Our transcriptomic results are generally in line with the previously reported results [15], indicating that there are similarities between the transcriptomic response of the wild-type yeast cells to propolis stress and the response of the propolis-resistant S. cerevisiae cells in the absence of propolis stress, implying that the evolved strain shows a (propolis) stress response even in the absence of the stressor (propolis), as observed previously for other stress-resistant, evolved yeast strains [22,23].
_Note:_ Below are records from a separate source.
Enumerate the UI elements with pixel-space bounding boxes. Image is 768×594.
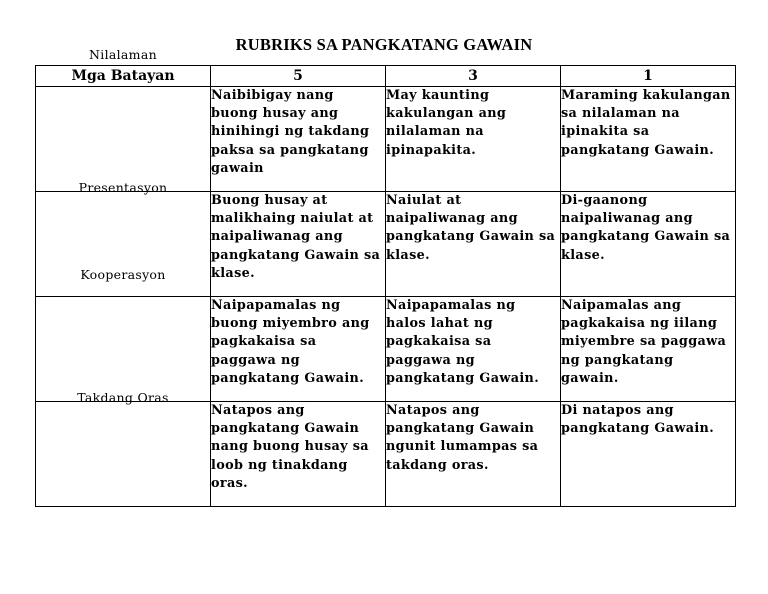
score-5-cell	[211, 297, 386, 402]
document-title: RUBRIKS SA PANGKATANG GAWAIN	[235, 35, 533, 54]
score-5-cell	[211, 402, 386, 507]
score-1-description: Naipamalas ang pagkakaisa ng iilang miyembre sa paggawa ng pangkatang gawain.	[561, 298, 727, 386]
score-1-description: Di natapos ang pangkatang Gawain.	[561, 403, 715, 437]
score-3-cell	[386, 192, 561, 297]
header-criteria: Mga Batayan	[36, 66, 211, 87]
score-1-cell	[561, 192, 736, 297]
criteria-cell	[36, 390, 211, 507]
score-5-description: Natapos ang pangkatang Gawain nang buong husay sa loob ng tinakdang oras.	[211, 403, 369, 491]
rubric-table	[35, 47, 736, 507]
header-score-1: 1	[561, 66, 736, 87]
score-3-cell	[386, 402, 561, 507]
score-5-description: Naibibigay nang buong husay ang hinihingi ng takdang paksa sa pangkatang gawain	[211, 88, 370, 176]
criteria-cell	[36, 267, 211, 402]
table-header-row	[36, 66, 736, 87]
score-1-cell	[561, 297, 736, 402]
criteria-label: Kooperasyon	[80, 267, 166, 282]
score-3-description: May kaunting kakulangan ang nilalaman na ipinapakita.	[386, 88, 507, 158]
criteria-label: Takdang Oras	[77, 390, 169, 405]
score-5-description: Naipapamalas ng buong miyembro ang pagkakaisa sa paggawa ng pangkatang Gawain.	[211, 298, 370, 386]
score-5-cell	[211, 87, 386, 192]
score-5-cell	[211, 192, 386, 297]
criteria-label: Nilalaman	[89, 47, 157, 62]
criteria-label: Presentasyon	[78, 180, 168, 195]
header-score-3: 3	[386, 66, 561, 87]
score-3-cell	[386, 297, 561, 402]
header-score-5: 5	[211, 66, 386, 87]
score-3-description: Naiulat at naipaliwanag ang pangkatang Gawain sa klase.	[386, 193, 556, 263]
score-3-description: Naipapamalas ng halos lahat ng pagkakaisa sa paggawa ng pangkatang Gawain.	[386, 298, 540, 386]
table-row	[36, 297, 736, 402]
score-5-description: Buong husay at malikhaing naiulat at naipaliwanag ang pangkatang Gawain sa klase.	[211, 193, 381, 281]
score-3-cell	[386, 87, 561, 192]
score-1-description: Di-gaanong naipaliwanag ang pangkatang Gawain sa klase.	[561, 193, 731, 263]
score-1-cell	[561, 87, 736, 192]
table-row	[36, 87, 736, 192]
table-row	[36, 402, 736, 507]
score-3-description: Natapos ang pangkatang Gawain ngunit lumampas sa takdang oras.	[386, 403, 539, 473]
score-1-description: Maraming kakulangan sa nilalaman na ipinakita sa pangkatang Gawain.	[561, 88, 731, 158]
score-1-cell	[561, 402, 736, 507]
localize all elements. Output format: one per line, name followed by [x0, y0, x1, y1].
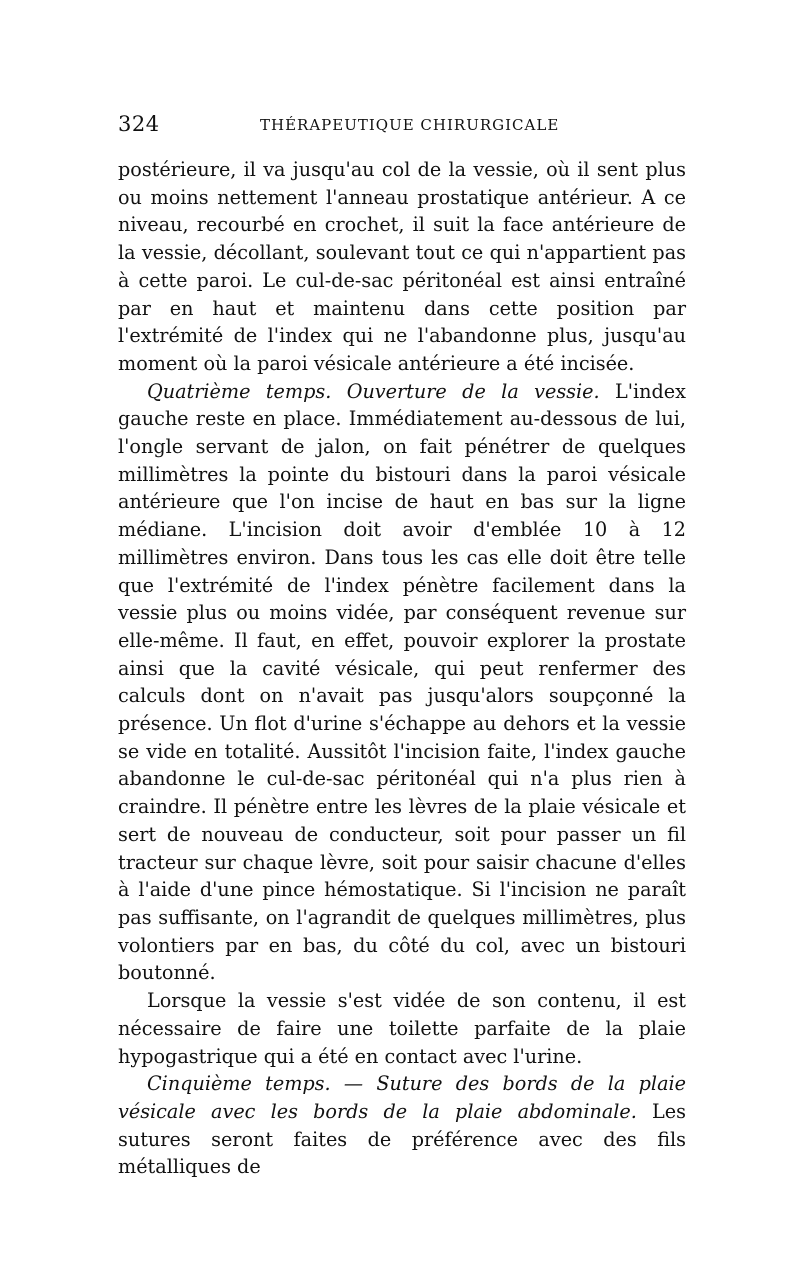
book-page [118, 112, 686, 1181]
paragraph-quatrieme-temps [118, 378, 686, 987]
running-title: THÉRAPEUTIQUE CHIRURGICALE [260, 116, 560, 134]
paragraph-toilette [118, 987, 686, 1070]
paragraph-cinquieme-temps [118, 1070, 686, 1181]
paragraph-continuation [118, 156, 686, 378]
section-heading-quatrieme-temps: Quatrième temps. Ouverture de la vessie. [147, 379, 600, 403]
body-text [118, 156, 686, 1181]
paragraph-text: Lorsque la vessie s'est vidée de son contenu, il est nécessaire de faire une toilette parfaite de la plaie hypogastrique qui a été en contact avec l'urine. [118, 989, 686, 1068]
paragraph-text: postérieure, il va jusqu'au col de la vessie, où il sent plus ou moins nettement l'anneau prostatique antérieur. A ce niveau, recourbé en crochet, il suit la face antérieure de la vessie, décollant, soulevant tout ce qui n'appartient pas à cette paroi. Le cul-de-sac péritonéal est ainsi entraîné par en haut et maintenu dans cette position par l'extrémité de l'index qui ne l'abandonne plus, jusqu'au moment où la paroi vésicale antérieure a été incisée. [118, 158, 686, 375]
page-number: 324 [118, 112, 160, 136]
section-heading-cinquieme-temps: Cinquième temps. — Suture des bords de la plaie vésicale avec les bords de la plaie abdominale. [118, 1072, 686, 1123]
paragraph-text: Les sutures seront faites de préférence avec des fils métalliques de [118, 1099, 686, 1179]
paragraph-text: L'index gauche reste en place. Immédiatement au-dessous de lui, l'ongle servant de jalon, on fait pénétrer de quelques millimètres la pointe du bistouri dans la paroi vésicale antérieure que l'on incise de haut en bas sur la ligne médiane. L'incision doit avoir d'emblée 10 à 12 millimètres environ. Dans tous les cas elle doit être telle que l'extrémité de l'index pénètre facilement dans la vessie plus ou moins vidée, par conséquent revenue sur elle-même. Il faut, en effet, pouvoir explorer la prostate ainsi que la cavité vésicale, qui peut renfermer des calculs dont on n'avait pas jusqu'alors soupçonné la présence. Un flot d'urine s'échappe au dehors et la vessie se vide en totalité. Aussitôt l'incision faite, l'index gauche abandonne le cul-de-sac péritonéal qui n'a plus rien à craindre. Il pénètre entre les lèvres de la plaie vésicale et sert de nouveau de conducteur, soit pour passer un fil tracteur sur chaque lèvre, soit pour saisir chacune d'elles à l'aide d'une pince hémostatique. Si l'incision ne paraît pas suffisante, on l'agrandit de quelques millimètres, plus volontiers par en bas, du côté du col, avec un bistouri boutonné. [118, 379, 686, 985]
page-header [118, 112, 686, 152]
The cell wall-perturbing enzyme lyticase is generally used to evaluate the cell wall integrity of the yeast cells against environmental stress [30]. Increased cell wall integrity is a frequently observed common change in evolutionary engineered, stress-resistant strains [23,39]. Our previous research to evolve yeast strains resistant to diverse stressors such as coniferyl aldehyde [22], 2-phenylethanol [23] and caffeine [45] indicated that resistance to these diverse stresses is associated with cell wall remodeling. Similarly, the propolis-resistant, evolved strain FD11 also had increased cell wall integrity compared to the reference strain, both in the presence and absence of propolis stress. Propolis also increased the lyticase resistance of the reference strain. This could be due to the sticky and waxy nature of the propolis, which may protect the yeast cell wall against the lytic effect of the enzyme. In line with this increased cell wall integrity, transcriptomic and genomic changes were also observed in FD11 regarding cell wall-related genes: DAN4, which encodes a cell wall mannoprotein, had multiple nonsynonymous and synonymous mutations in FD11. SED1, encoding a major stress-induced structural GPI–cell wall glycoprotein, and SPI1, encoding a cell wall protein involved in the response to acidic pH, were upregulated, whereas TIR2, encoding a cell wall mannoprotein, was downregulated in FD11. Thus, changes in the cell wall structure may also play an important role in propolis resistance. Detailed functional analyses of the identified gene mutations are necessary, using reverse engineering and CRISPR/Cas9 genome editing methods to clarify how these genes and their related pathways specifically contribute to propolis resistance mechanisms in S. cerevisiae.

5. Conclusions

In this study, a highly propolis-resistant and genetically stable S. cerevisiae strain (FD11) was obtained for the first time by evolutionary engineering. The evolved strain had decreased ROS levels and increased cell wall integrity. Genomic and transcriptomic analyses of the evolved strain revealed the importance of mitochondrial activity, pleiotropic drug resistance (PDR) genes and cell wall integrity in propolis resistance. Future studies such as genome editing and reverse engineering will help clarify the exact roles of the observed gene mutations in the propolis resistance of the evolved strain. With their increased ethanol production, these propolis-resistant and robust S. cerevisiae strains may have a potential for industrial applications such as alcoholic fermentation, where propolis may be used as a control agent against the growth of contaminating yeasts. However, the ethanol tolerance of propolis-resistant strains should also be improved by further evolutionary engineering strategies. The potential risk of propolis resistance development in contaminating microorganisms upon continuous exposure to propolis should also be evaluated for potential industrial applications.